By four o'clock these Sappers had come back to the beach and embarked aboard a motor-lighter. The whole circle of the ridge above "W" beach and the slopes of the gully now began to flicker with little flames, and in an incredibly short time the strong wind fanned them until the whole place was a mass of roaring, crackling fire.

Captain Macfarlane, the few of his officers who had not yet gone off, and a few of his men, now collected at the end of No. 3 Pier, alongside which lay two steamboats and that white-painted motor-lighter laden with medical and surgical stores, a few injured men (including two soldiers with sprained ankles—actually the two last men to come down to "W" beach), and some R.A.M.C. orderlies. Bubbles, with his last load of military officers, with "Kaiser Bill" and the two macintoshes, had already gone out to sea, and was steaming across to Kephalo.

Those flames lighted up the whole of "W" beach in the most extraordinary manner, and everything all round was visible—the little group on the pier, the stones on the beach, a white-tilted ambulance wagon with its Red Cross, half-way down the beach, the broad road running up between the huge masses of flame, the white hospital tents, an abandoned motor-lorry with its engines destroyed and its tyres hacked to pieces, the white stones which marked the boundary of the Naval Camp, and even the two "cuttings" which led to the Naval Mess "dug-out". Out by the "hulks" some of those last soldiers could be seen still scrambling aboard the destroyer.

Captain Macfarlane gave the order for the hospital-lighter to shove off, and for everyone to embark, so the Sub, the Orphan, Mr. Armstrong, and many more crowded into one of those steamboats and started away. The time was now about ten minutes past four, and before they had gone a hundred yards the magazine on shore blew up. It contained all the explosives which it had not been possible to take off, and made the most earth-rending, stupendous noise, sending up a huge mass of flame like a volcano, and flaming masses flew gyrating and twisting like huge gigantic Chinese crackers high up into the sky and spreading far and wide in every direction.

"My—blooming—oath—what—price—that—for—fireworks!" drawled Mr. Armstrong.

"Keep down! Keep down!" people shouted, as masses of rock came splashing into the water all round the steamboat, but none hit her; and as she turned round the end of the "Outer Hulk", on the inner side of which the destroyer and several motor-lighters still lay, crowded with troops, and faced the sea, the Orphan saw the other steamboat following, with Captain Macfarlane and the rest of his officers and men, and the white hospital lighter struggling out, with the water splashing up all round her, just as though she were under a heavy fire. A tremendous crackle of musketry broke out from the beach, and for a moment the Orphan thought that the Turks had come down to the ridge at last; but a Sapper officer in the boat told him that this was only the abandoned small-arm ammunition exploding.
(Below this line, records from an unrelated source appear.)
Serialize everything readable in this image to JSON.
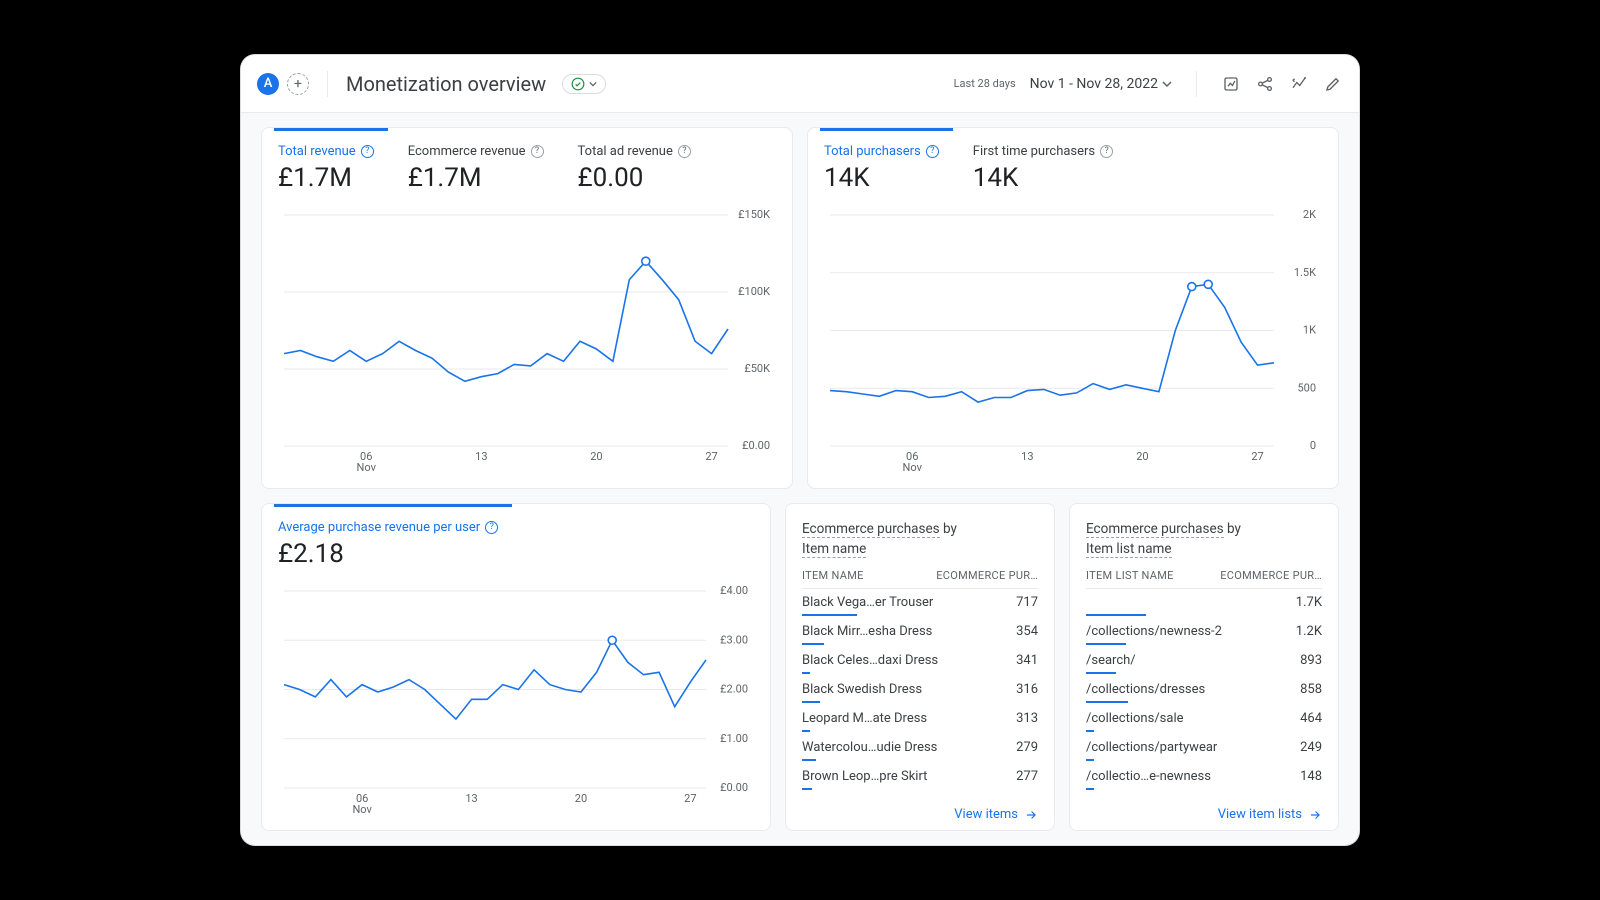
{
  "header": {
    "avatar_letter": "A",
    "title": "Monetization overview",
    "date_hint": "Last 28 days",
    "date_range": "Nov 1 - Nov 28, 2022"
  },
  "card_revenue": {
    "tabs": [
      {
        "label": "Total revenue",
        "value": "£1.7M",
        "active": true
      },
      {
        "label": "Ecommerce revenue",
        "value": "£1.7M",
        "active": false
      },
      {
        "label": "Total ad revenue",
        "value": "£0.00",
        "active": false
      }
    ]
  },
  "card_purchasers": {
    "tabs": [
      {
        "label": "Total purchasers",
        "value": "14K",
        "active": true
      },
      {
        "label": "First time purchasers",
        "value": "14K",
        "active": false
      }
    ]
  },
  "card_avg": {
    "tabs": [
      {
        "label": "Average purchase revenue per user",
        "value": "£2.18",
        "active": true
      }
    ]
  },
  "table_items": {
    "title_a": "Ecommerce purchases",
    "title_mid": " by ",
    "title_b": "Item name",
    "head_a": "ITEM NAME",
    "head_b": "ECOMMERCE PUR…",
    "rows": [
      {
        "name": "Black Vega…er Trouser",
        "val": "717",
        "spark": 55
      },
      {
        "name": "Black Mirr…esha Dress",
        "val": "354",
        "spark": 22
      },
      {
        "name": "Black Celes…daxi Dress",
        "val": "341",
        "spark": 8
      },
      {
        "name": "Black Swedish Dress",
        "val": "316",
        "spark": 18
      },
      {
        "name": "Leopard M…ate Dress",
        "val": "313",
        "spark": 8
      },
      {
        "name": "Watercolou…udie Dress",
        "val": "279",
        "spark": 14
      },
      {
        "name": "Brown Leop…pre Skirt",
        "val": "277",
        "spark": 10
      }
    ],
    "footer": "View items"
  },
  "table_lists": {
    "title_a": "Ecommerce purchases",
    "title_mid": " by ",
    "title_b": "Item list name",
    "head_a": "ITEM LIST NAME",
    "head_b": "ECOMMERCE PUR…",
    "rows": [
      {
        "name": "",
        "val": "1.7K",
        "spark": 60
      },
      {
        "name": "/collections/newness-2",
        "val": "1.2K",
        "spark": 40
      },
      {
        "name": "/search/",
        "val": "893",
        "spark": 30
      },
      {
        "name": "/collections/dresses",
        "val": "858",
        "spark": 42
      },
      {
        "name": "/collections/sale",
        "val": "464",
        "spark": 8
      },
      {
        "name": "/collections/partywear",
        "val": "249",
        "spark": 8
      },
      {
        "name": "/collectio…e-newness",
        "val": "148",
        "spark": 8
      }
    ],
    "footer": "View item lists"
  },
  "chart_data": [
    {
      "id": "revenue",
      "type": "line",
      "title": "Total revenue",
      "xlabel": "",
      "ylabel": "",
      "x_ticks": [
        "06\nNov",
        "13",
        "20",
        "27"
      ],
      "y_ticks": [
        "£0.00",
        "£50K",
        "£100K",
        "£150K"
      ],
      "ylim": [
        0,
        150000
      ],
      "highlight_index": 22,
      "x": [
        1,
        2,
        3,
        4,
        5,
        6,
        7,
        8,
        9,
        10,
        11,
        12,
        13,
        14,
        15,
        16,
        17,
        18,
        19,
        20,
        21,
        22,
        23,
        24,
        25,
        26,
        27,
        28
      ],
      "values": [
        60000,
        62000,
        58000,
        55000,
        62000,
        55000,
        60000,
        68000,
        62000,
        57000,
        48000,
        42000,
        45000,
        47000,
        53000,
        52000,
        60000,
        55000,
        68000,
        63000,
        55000,
        108000,
        120000,
        108000,
        95000,
        68000,
        60000,
        76000
      ]
    },
    {
      "id": "purchasers",
      "type": "line",
      "title": "Total purchasers",
      "x_ticks": [
        "06\nNov",
        "13",
        "20",
        "27"
      ],
      "y_ticks": [
        "0",
        "500",
        "1K",
        "1.5K",
        "2K"
      ],
      "ylim": [
        0,
        2000
      ],
      "highlight_index": 22,
      "highlight_index2": 23,
      "x": [
        1,
        2,
        3,
        4,
        5,
        6,
        7,
        8,
        9,
        10,
        11,
        12,
        13,
        14,
        15,
        16,
        17,
        18,
        19,
        20,
        21,
        22,
        23,
        24,
        25,
        26,
        27,
        28
      ],
      "values": [
        480,
        470,
        450,
        430,
        480,
        470,
        420,
        430,
        470,
        380,
        420,
        420,
        480,
        490,
        440,
        460,
        540,
        490,
        530,
        500,
        470,
        1000,
        1380,
        1400,
        1200,
        900,
        700,
        720
      ]
    },
    {
      "id": "avg",
      "type": "line",
      "title": "Average purchase revenue per user",
      "x_ticks": [
        "06\nNov",
        "13",
        "20",
        "27"
      ],
      "y_ticks": [
        "£0.00",
        "£1.00",
        "£2.00",
        "£3.00",
        "£4.00"
      ],
      "ylim": [
        0,
        4
      ],
      "highlight_index": 21,
      "x": [
        1,
        2,
        3,
        4,
        5,
        6,
        7,
        8,
        9,
        10,
        11,
        12,
        13,
        14,
        15,
        16,
        17,
        18,
        19,
        20,
        21,
        22,
        23,
        24,
        25,
        26,
        27,
        28
      ],
      "values": [
        2.1,
        2.0,
        1.85,
        2.2,
        1.85,
        2.1,
        1.95,
        2.05,
        2.2,
        2.0,
        1.7,
        1.4,
        1.8,
        1.8,
        2.1,
        2.0,
        2.4,
        2.1,
        2.0,
        1.95,
        2.35,
        3.0,
        2.55,
        2.3,
        2.35,
        1.65,
        2.15,
        2.6
      ]
    }
  ]
}
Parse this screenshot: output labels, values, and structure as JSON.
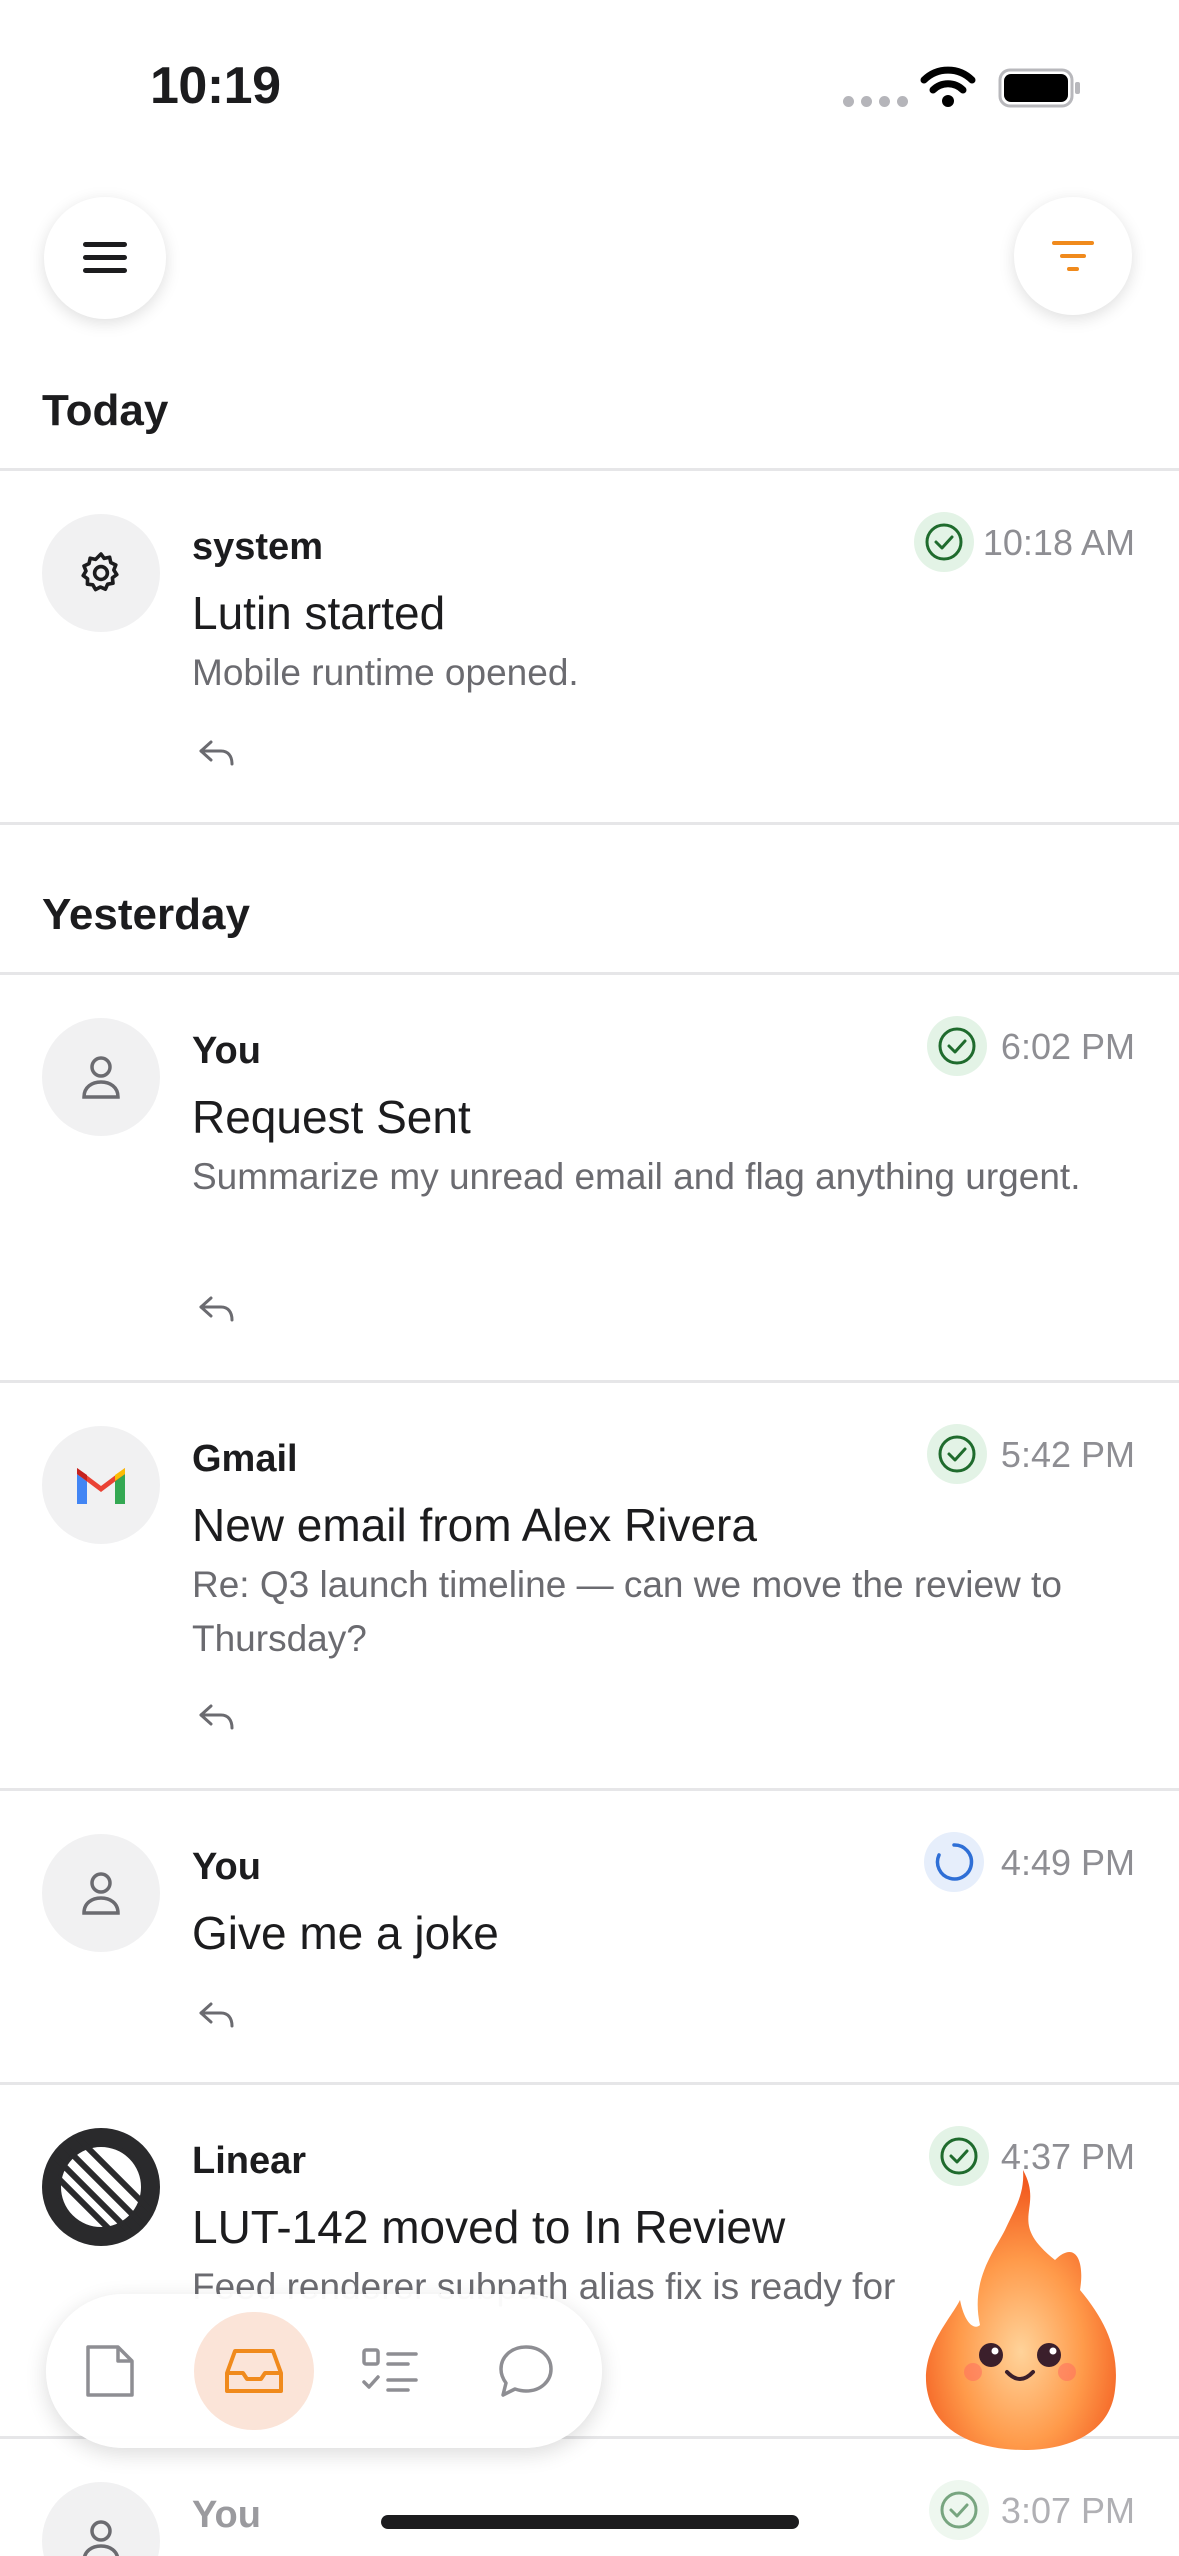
{
  "status_bar": {
    "time": "10:19"
  },
  "colors": {
    "accent": "#f08a1c",
    "done": "#2e7d3a",
    "pending": "#2f6fd6"
  },
  "sections": {
    "today": "Today",
    "yesterday": "Yesterday"
  },
  "items": [
    {
      "avatar": "gear-icon",
      "source": "system",
      "title": "Lutin started",
      "body": "Mobile runtime opened.",
      "status": "done",
      "time": "10:18 AM"
    },
    {
      "avatar": "person-icon",
      "source": "You",
      "title": "Request Sent",
      "body": "Summarize my unread email and flag anything urgent.",
      "status": "done",
      "time": "6:02 PM"
    },
    {
      "avatar": "gmail-logo",
      "source": "Gmail",
      "title": "New email from Alex Rivera",
      "body": "Re: Q3 launch timeline — can we move the review to Thursday?",
      "status": "done",
      "time": "5:42 PM"
    },
    {
      "avatar": "person-icon",
      "source": "You",
      "title": "Give me a joke",
      "body": "",
      "status": "pending",
      "time": "4:49 PM"
    },
    {
      "avatar": "linear-logo",
      "source": "Linear",
      "title": "LUT-142 moved to In Review",
      "body": "Feed renderer subpath alias fix is ready for",
      "status": "done",
      "time": "4:37 PM"
    },
    {
      "avatar": "person-icon",
      "source": "You",
      "title": "",
      "body": "",
      "status": "done",
      "time": "3:07 PM"
    }
  ],
  "bottom_nav": [
    "document-icon",
    "inbox-icon",
    "tasks-icon",
    "chat-icon"
  ]
}
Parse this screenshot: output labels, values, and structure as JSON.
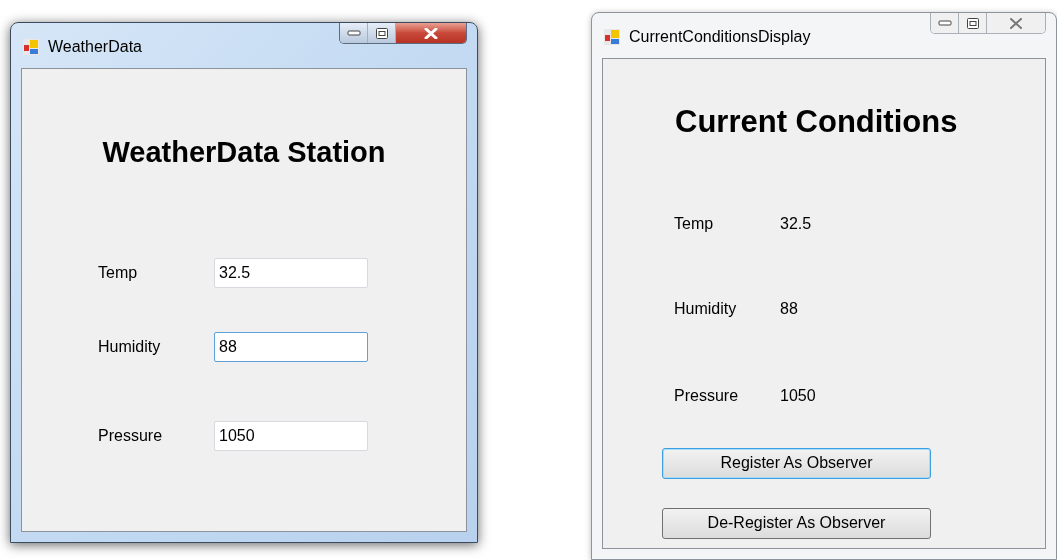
{
  "windows": [
    {
      "kind": "input",
      "title": "WeatherData",
      "active": true,
      "heading": "WeatherData Station",
      "fields": [
        {
          "label": "Temp",
          "value": "32.5",
          "focused": false
        },
        {
          "label": "Humidity",
          "value": "88",
          "focused": true
        },
        {
          "label": "Pressure",
          "value": "1050",
          "focused": false
        }
      ]
    },
    {
      "kind": "display",
      "title": "CurrentConditionsDisplay",
      "active": false,
      "heading": "Current Conditions",
      "readings": [
        {
          "label": "Temp",
          "value": "32.5"
        },
        {
          "label": "Humidity",
          "value": "88"
        },
        {
          "label": "Pressure",
          "value": "1050"
        }
      ],
      "buttons": [
        {
          "label": "Register As Observer",
          "focused": true
        },
        {
          "label": "De-Register As Observer",
          "focused": false
        }
      ]
    }
  ]
}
Captain Macfarlane, passing them in his steamboat, sent them back to assist the hospital lighter if necessary; but she managed to make her way out safely, so in a few minutes they followed him.

Another destroyer waited for them outside; they saw her, steamed alongside, and climbed aboard with some difficulty owing to the heavy sea. The huge blaze on shore lighted up every face, and the first person the Orphan recognized was Dr. Gordon, the Volunteer Surgeon of the Achates.

"We've just had some pieces of rock fall on board," he said, "but no one is hurt. How about you? They were falling all round your boat."